Sorry for the necro but I’m having the exact same issue.

#grep "rbd1 rw" /proc/*/mountinfo 2>/dev/null
/proc/3517630/mountinfo:360 348 252:16 / /var/snap/lxd/common/lxd/storage-pools/remote/containers/among-us rw,relatime shared:76 - ext4 /dev/rbd1 rw,discard,stripe=16
/proc/3517655/mountinfo:360 348 252:16 / /var/snap/lxd/common/lxd/storage-pools/remote/containers/among-us rw,relatime shared:76 - ext4 /dev/rbd1 rw,discard,stripe=16
/proc/3517692/mountinfo:360 348 252:16 / /var/snap/lxd/common/lxd/storage-pools/remote/containers/among-us rw,relatime shared:76 - ext4 /dev/rbd1 rw,discard,stripe=16
/proc/3537155/mountinfo:360 348 252:16 / /var/snap/lxd/common/lxd/storage-pools/remote/containers/among-us rw,relatime shared:76 - ext4 /dev/rbd1 rw,discard,stripe=16
/proc/3537175/mountinfo:360 348 252:16 / /var/snap/lxd/common/lxd/storage-pools/remote/containers/among-us rw,relatime shared:76 - ext4 /dev/rbd1 rw,discard,stripe=16
/proc/3554782/mountinfo:360 348 252:16 / /var/snap/lxd/common/lxd/storage-pools/remote/containers/among-us rw,relatime shared:76 - ext4 /dev/rbd1 rw,discard,stripe=16
/proc/3555055/mountinfo:360 348 252:16 / /var/snap/lxd/common/lxd/storage-pools/remote/containers/among-us rw,relatime shared:76 - ext4 /dev/rbd1 rw,discard,stripe=16
/proc/3555152/mountinfo:360 348 252:16 / /var/snap/lxd/common/lxd/storage-pools/remote/containers/among-us rw,relatime shared:76 - ext4 /dev/rbd1 rw,discard,stripe=16
/proc/3555169/mountinfo:360 348 252:16 / /var/snap/lxd/common/lxd/storage-pools/remote/containers/among-us rw,relatime shared:76 - ext4 /dev/rbd1 rw,discard,stripe=16
/proc/3556119/mountinfo:360 348 252:16 / /var/snap/lxd/common/lxd/storage-pools/remote/containers/among-us rw,relatime shared:76 - ext4 /dev/rbd1 rw,discard,stripe=16
/proc/3556346/mountinfo:360 348 252:16 / /var/snap/lxd/common/lxd/storage-pools/remote/containers/among-us rw,relatime shared:76 - ext4 /dev/rbd1 rw,discard,stripe=16
/proc/3556408/mountinfo:360 348 252:16 / /var/snap/lxd/common/lxd/storage-pools/remote/containers/among-us rw,relatime shared:76 - ext4 /dev/rbd1 rw,discard,stripe=16
/proc/3556722/mountinfo:360 348 252:16 / /var/snap/lxd/common/lxd/storage-pools/remote/containers/among-us rw,relatime shared:76 - ext4 /dev/rbd1 rw,discard,stripe=16
/proc/3556809/mountinfo:360 348 252:16 / /var/snap/lxd/common/lxd/storage-pools/remote/containers/among-us rw,relatime shared:76 - ext4 /dev/rbd1 rw,discard,stripe=16
/proc/3556919/mountinfo:360 348 252:16 / /var/snap/lxd/common/lxd/storage-pools/remote/containers/among-us rw,relatime shared:76 - ext4 /dev/rbd1 rw,discard,stripe=16
/proc/3556973/mountinfo:360 348 252:16 / /var/snap/lxd/common/lxd/storage-pools/remote/containers/among-us rw,relatime shared:76 - ext4 /dev/rbd1 rw,discard,stripe=16

Sadly for me the nsenter command does not appear to be doing anything.

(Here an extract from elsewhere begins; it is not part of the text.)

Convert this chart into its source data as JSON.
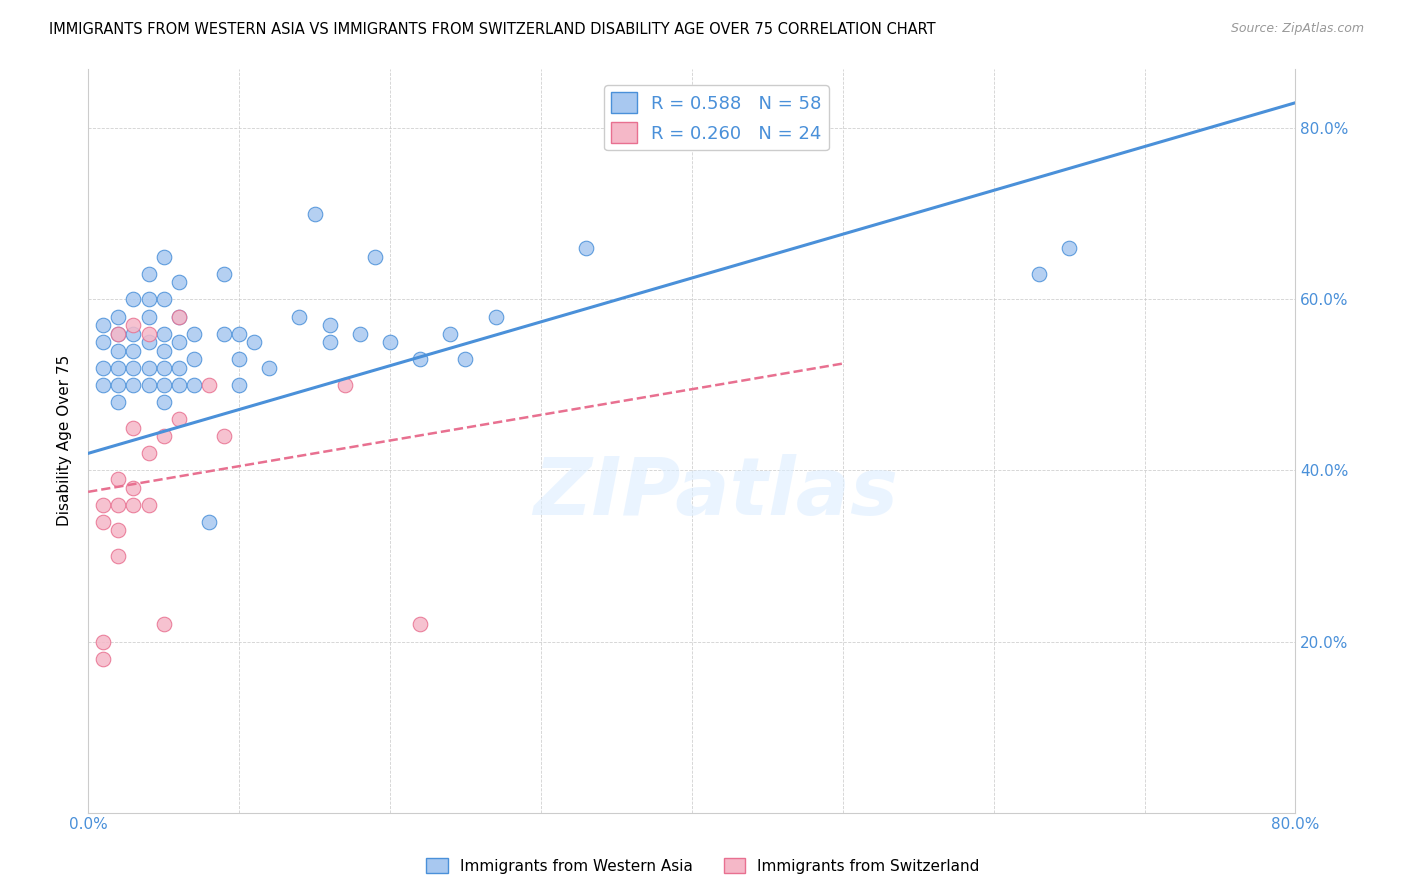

# nsenter -t 3517630 -m - umount /var/snap/lxd/common/lxd/storage-pools/remote/containers/among-us
nsenter: failed to execute -: No such file or directory

Any other way to solve this?

Remove the dash between the PID and umount

Thanks that did the trick!

Is there anything you know of that could trigger this since I seem to get this consistently, some things I should perhaps not be doing?